Thursday, August 6, 2015

Lingo Media Corp. (LMDCF) Capitalizing on Global Demand for Innovative Language-Learning Solutions

An estimated two billion people around the globe want to learn to speak English, providing a significant opportunity for businesses that can translate this market demand into financial returns. In 2013, the global market for language learning was estimated at more than $56 billion, and English programs accounted for a substantial portion of that spending. Lingo Media Corporation (OTCQB: LMDCF), through a combination of both online and print-based education products, is thriving in this lucrative market segment under the leadership of one of the industry’s most seasoned executive teams.

For many years, Lingo’s operations centered on a business unit that co-publishes textbook programs used in China. In 2014, this established unit reported free cash flow of about $1.5 million. However, in recent months, the company has transitioned its operations to take advantage of the rapidly expanding market for educational technology, which is currently outpacing the growth of brick-and-mortar education by a considerable margin. As a result, Lingo promptly acquired an award-winning content library, as well as two other eLearning platforms, to create one of the most diverse, customizable language learning tools on the market.

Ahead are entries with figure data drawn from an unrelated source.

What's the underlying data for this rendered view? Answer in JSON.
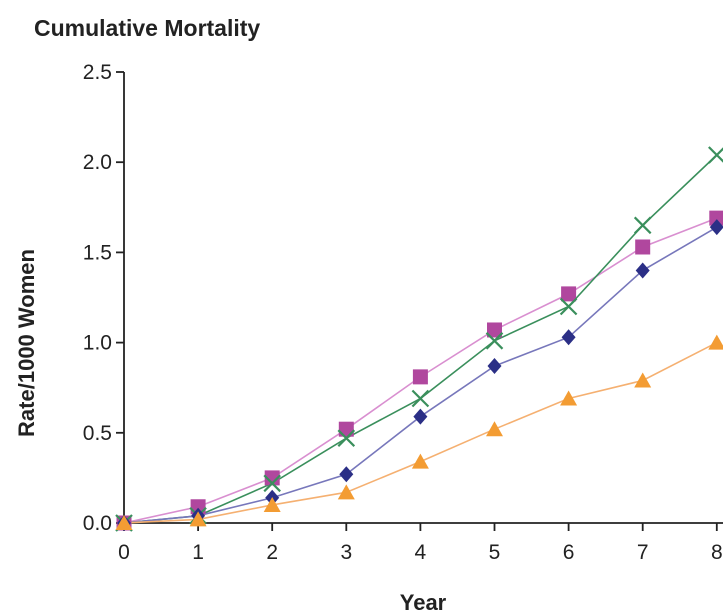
{
  "chart_data": {
    "type": "line",
    "title": "Cumulative Mortality",
    "xlabel": "Year",
    "ylabel": "Rate/1000 Women",
    "x": [
      0,
      1,
      2,
      3,
      4,
      5,
      6,
      7,
      8
    ],
    "xlim": [
      0,
      8
    ],
    "ylim": [
      0,
      2.5
    ],
    "x_ticks": [
      "0",
      "1",
      "2",
      "3",
      "4",
      "5",
      "6",
      "7",
      "8"
    ],
    "y_ticks": [
      "0.0",
      "0.5",
      "1.0",
      "1.5",
      "2.0",
      "2.5"
    ],
    "grid": false,
    "legend": "none",
    "series": [
      {
        "marker": "square",
        "color": "#b0479e",
        "line_color": "#d98fd0",
        "values": [
          0.0,
          0.09,
          0.25,
          0.52,
          0.81,
          1.07,
          1.27,
          1.53,
          1.69
        ]
      },
      {
        "marker": "x",
        "color": "#3a8f5c",
        "line_color": "#3a8f5c",
        "values": [
          0.0,
          0.04,
          0.22,
          0.47,
          0.69,
          1.01,
          1.2,
          1.65,
          2.04
        ]
      },
      {
        "marker": "diamond",
        "color": "#2b2f86",
        "line_color": "#7777bb",
        "values": [
          0.0,
          0.04,
          0.14,
          0.27,
          0.59,
          0.87,
          1.03,
          1.4,
          1.64
        ]
      },
      {
        "marker": "triangle",
        "color": "#f39c33",
        "line_color": "#f5b071",
        "values": [
          0.0,
          0.02,
          0.1,
          0.17,
          0.34,
          0.52,
          0.69,
          0.79,
          1.0
        ]
      }
    ]
  }
}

Through its proprietary eLearning software, Lingo adds a collection of revenue streams that capitalize on the strong performance of the global language-learning market. In particular, the company receives licensing fees for each new client, as well as recurring licensing fees throughout the educational experience. By partnering with a top-tier software development team, Lingo has successfully built a library that boasts thousands of lessons designed to meet the specific needs of its clients, improving the outlook of licensing revenue for the foreseeable future.

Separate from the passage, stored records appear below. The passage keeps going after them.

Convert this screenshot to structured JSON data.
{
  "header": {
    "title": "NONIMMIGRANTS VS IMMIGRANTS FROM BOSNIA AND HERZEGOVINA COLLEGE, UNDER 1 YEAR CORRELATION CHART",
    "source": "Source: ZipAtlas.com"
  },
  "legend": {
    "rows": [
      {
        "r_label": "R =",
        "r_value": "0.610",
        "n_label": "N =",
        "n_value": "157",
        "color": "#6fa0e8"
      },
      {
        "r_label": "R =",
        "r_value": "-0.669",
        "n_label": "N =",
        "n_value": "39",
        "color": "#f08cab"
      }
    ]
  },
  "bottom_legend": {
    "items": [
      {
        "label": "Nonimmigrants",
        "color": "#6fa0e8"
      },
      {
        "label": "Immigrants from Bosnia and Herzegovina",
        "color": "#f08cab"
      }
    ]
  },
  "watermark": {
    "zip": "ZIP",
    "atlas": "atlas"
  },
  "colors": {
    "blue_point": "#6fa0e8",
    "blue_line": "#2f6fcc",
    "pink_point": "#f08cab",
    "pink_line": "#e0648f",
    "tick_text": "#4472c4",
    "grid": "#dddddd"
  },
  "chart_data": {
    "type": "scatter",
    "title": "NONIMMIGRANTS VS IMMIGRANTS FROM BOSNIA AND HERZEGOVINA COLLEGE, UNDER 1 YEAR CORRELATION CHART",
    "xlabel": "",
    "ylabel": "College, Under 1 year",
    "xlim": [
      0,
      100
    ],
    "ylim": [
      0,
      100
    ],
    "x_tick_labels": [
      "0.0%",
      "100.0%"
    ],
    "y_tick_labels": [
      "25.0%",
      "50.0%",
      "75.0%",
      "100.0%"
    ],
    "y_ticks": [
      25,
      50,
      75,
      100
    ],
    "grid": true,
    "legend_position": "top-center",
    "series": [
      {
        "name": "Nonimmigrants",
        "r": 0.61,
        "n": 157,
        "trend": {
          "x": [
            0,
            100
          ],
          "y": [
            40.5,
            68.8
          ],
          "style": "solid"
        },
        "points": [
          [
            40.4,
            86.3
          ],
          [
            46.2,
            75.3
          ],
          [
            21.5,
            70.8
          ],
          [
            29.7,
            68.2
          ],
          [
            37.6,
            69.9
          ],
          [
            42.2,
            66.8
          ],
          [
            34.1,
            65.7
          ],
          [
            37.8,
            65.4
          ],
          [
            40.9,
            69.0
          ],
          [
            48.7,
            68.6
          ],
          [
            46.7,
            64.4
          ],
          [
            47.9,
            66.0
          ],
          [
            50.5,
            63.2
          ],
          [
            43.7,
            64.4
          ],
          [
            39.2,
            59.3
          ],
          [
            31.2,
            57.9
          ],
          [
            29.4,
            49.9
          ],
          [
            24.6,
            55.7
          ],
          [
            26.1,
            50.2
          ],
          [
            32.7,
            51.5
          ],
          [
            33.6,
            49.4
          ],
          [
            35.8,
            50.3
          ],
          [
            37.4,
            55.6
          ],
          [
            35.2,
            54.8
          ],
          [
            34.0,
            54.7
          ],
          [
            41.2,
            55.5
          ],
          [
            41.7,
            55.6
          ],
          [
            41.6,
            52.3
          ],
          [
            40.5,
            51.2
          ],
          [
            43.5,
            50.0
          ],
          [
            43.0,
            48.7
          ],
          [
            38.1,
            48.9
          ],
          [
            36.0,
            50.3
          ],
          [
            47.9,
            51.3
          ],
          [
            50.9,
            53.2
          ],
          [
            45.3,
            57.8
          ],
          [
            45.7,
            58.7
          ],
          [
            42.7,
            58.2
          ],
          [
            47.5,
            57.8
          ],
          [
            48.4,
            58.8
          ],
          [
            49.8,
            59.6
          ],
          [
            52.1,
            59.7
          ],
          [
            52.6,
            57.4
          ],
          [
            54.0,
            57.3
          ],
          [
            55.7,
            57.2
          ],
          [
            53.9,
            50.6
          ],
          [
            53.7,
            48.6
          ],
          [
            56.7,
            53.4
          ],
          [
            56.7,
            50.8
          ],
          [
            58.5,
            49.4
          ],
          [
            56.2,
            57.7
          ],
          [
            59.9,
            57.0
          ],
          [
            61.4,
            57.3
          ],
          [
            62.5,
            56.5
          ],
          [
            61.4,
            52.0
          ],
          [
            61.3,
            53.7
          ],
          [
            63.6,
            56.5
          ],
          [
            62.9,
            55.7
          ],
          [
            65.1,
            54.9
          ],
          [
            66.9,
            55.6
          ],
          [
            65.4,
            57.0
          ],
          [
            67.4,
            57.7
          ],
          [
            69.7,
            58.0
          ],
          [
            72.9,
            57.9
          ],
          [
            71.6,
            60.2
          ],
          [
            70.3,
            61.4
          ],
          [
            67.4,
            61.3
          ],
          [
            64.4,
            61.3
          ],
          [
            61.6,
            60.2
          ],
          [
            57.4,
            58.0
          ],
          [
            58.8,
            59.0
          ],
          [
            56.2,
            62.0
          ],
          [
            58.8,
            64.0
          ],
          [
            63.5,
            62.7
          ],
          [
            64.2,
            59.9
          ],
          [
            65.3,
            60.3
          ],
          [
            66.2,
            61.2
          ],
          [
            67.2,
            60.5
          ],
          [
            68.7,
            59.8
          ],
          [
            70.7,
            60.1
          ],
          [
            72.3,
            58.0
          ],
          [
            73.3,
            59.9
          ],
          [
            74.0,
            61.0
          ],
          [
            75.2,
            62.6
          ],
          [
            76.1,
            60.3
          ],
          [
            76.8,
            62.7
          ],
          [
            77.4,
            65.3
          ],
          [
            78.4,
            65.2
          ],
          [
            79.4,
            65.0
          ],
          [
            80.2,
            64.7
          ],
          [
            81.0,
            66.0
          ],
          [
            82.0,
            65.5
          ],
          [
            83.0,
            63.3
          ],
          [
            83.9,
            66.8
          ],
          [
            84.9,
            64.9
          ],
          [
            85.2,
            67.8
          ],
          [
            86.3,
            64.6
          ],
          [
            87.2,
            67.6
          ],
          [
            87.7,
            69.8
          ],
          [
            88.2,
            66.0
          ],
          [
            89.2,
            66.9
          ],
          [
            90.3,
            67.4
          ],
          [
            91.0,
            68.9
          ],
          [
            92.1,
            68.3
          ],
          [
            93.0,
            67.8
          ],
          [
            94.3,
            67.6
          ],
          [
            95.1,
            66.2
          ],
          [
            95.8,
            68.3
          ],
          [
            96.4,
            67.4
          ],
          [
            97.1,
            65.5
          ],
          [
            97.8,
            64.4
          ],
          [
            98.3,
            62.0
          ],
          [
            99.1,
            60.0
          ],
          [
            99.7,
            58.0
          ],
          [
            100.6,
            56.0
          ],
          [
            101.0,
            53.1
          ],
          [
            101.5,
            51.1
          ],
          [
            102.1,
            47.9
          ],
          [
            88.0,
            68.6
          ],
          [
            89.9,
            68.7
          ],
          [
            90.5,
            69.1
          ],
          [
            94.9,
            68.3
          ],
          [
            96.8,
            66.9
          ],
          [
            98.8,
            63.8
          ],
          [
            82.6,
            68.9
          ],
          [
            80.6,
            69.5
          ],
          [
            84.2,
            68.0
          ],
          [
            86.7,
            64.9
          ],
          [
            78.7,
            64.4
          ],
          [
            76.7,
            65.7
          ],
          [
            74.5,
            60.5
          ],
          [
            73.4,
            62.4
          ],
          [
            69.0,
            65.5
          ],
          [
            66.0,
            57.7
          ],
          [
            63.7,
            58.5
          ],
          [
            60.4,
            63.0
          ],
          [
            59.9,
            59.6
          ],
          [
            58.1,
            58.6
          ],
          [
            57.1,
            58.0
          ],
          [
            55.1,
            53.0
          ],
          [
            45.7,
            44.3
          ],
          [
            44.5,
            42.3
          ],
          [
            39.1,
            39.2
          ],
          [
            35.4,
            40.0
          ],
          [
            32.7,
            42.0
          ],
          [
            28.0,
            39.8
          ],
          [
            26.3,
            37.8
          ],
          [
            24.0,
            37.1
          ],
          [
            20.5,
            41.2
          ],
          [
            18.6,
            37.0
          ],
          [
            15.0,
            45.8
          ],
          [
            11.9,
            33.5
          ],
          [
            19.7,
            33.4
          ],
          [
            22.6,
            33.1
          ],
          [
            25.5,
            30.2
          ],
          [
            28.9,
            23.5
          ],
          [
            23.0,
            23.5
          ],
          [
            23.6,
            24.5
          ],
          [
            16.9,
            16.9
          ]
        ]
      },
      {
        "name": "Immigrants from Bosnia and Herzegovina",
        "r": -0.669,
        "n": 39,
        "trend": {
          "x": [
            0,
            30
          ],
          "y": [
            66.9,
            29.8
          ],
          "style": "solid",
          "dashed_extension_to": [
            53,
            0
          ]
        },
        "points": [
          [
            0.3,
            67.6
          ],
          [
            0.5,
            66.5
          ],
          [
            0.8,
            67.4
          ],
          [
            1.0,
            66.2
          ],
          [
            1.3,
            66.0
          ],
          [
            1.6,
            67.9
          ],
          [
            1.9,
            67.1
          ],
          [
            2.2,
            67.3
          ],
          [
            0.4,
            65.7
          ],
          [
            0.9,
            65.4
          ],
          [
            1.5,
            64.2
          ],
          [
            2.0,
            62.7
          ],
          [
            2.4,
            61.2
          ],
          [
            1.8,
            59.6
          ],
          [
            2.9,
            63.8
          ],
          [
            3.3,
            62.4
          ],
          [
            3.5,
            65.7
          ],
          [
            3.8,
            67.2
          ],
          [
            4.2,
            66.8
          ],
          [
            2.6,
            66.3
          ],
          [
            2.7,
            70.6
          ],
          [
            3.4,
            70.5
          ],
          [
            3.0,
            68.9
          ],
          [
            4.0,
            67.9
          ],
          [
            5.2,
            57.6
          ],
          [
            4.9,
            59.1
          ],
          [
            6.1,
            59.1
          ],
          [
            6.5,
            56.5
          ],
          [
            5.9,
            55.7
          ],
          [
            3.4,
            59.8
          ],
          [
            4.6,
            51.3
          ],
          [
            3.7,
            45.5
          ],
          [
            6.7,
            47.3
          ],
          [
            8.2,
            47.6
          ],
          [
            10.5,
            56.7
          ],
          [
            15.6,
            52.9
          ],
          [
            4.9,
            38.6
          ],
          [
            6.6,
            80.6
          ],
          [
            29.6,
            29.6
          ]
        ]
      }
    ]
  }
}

When entering new markets, Lingo utilizes an innovative business strategy to keep costs down without sacrificing on client satisfaction. Instead of opening permanent offices in each individual country, the company forms relationships with external contractors and distributors in order to market its products. This strategy allows Lingo to consistently minimize costs, giving the company an advantage over its competitors in the same markets. For prospective shareholders, these efforts promote high margins and potentially rapid growth.

In the first quarter of 2015, Lingo demonstrated the effectiveness of its unique approach to market growth by posting a 176 percent year-over-year increase in revenue, recording over $651,000 for the period. Similarly, the company recorded a net profit of more than $225,000, up from a net loss of $52,870 in the same period of the previous year. Lingo will look to build on this profitability throughout the remainder of 2015.

Moving forward, Lingo’s priority is to win new contracts and fuel revenue, earnings and cash flow in an attempt to pay off outstanding debt and finish the year with a clean balance sheet. Since small-cap growth stocks with low debt and high profit margins offer strong potential for market gains, these efforts could serve as a catalyst for rapid increases to Lingo’s market value in the months to come.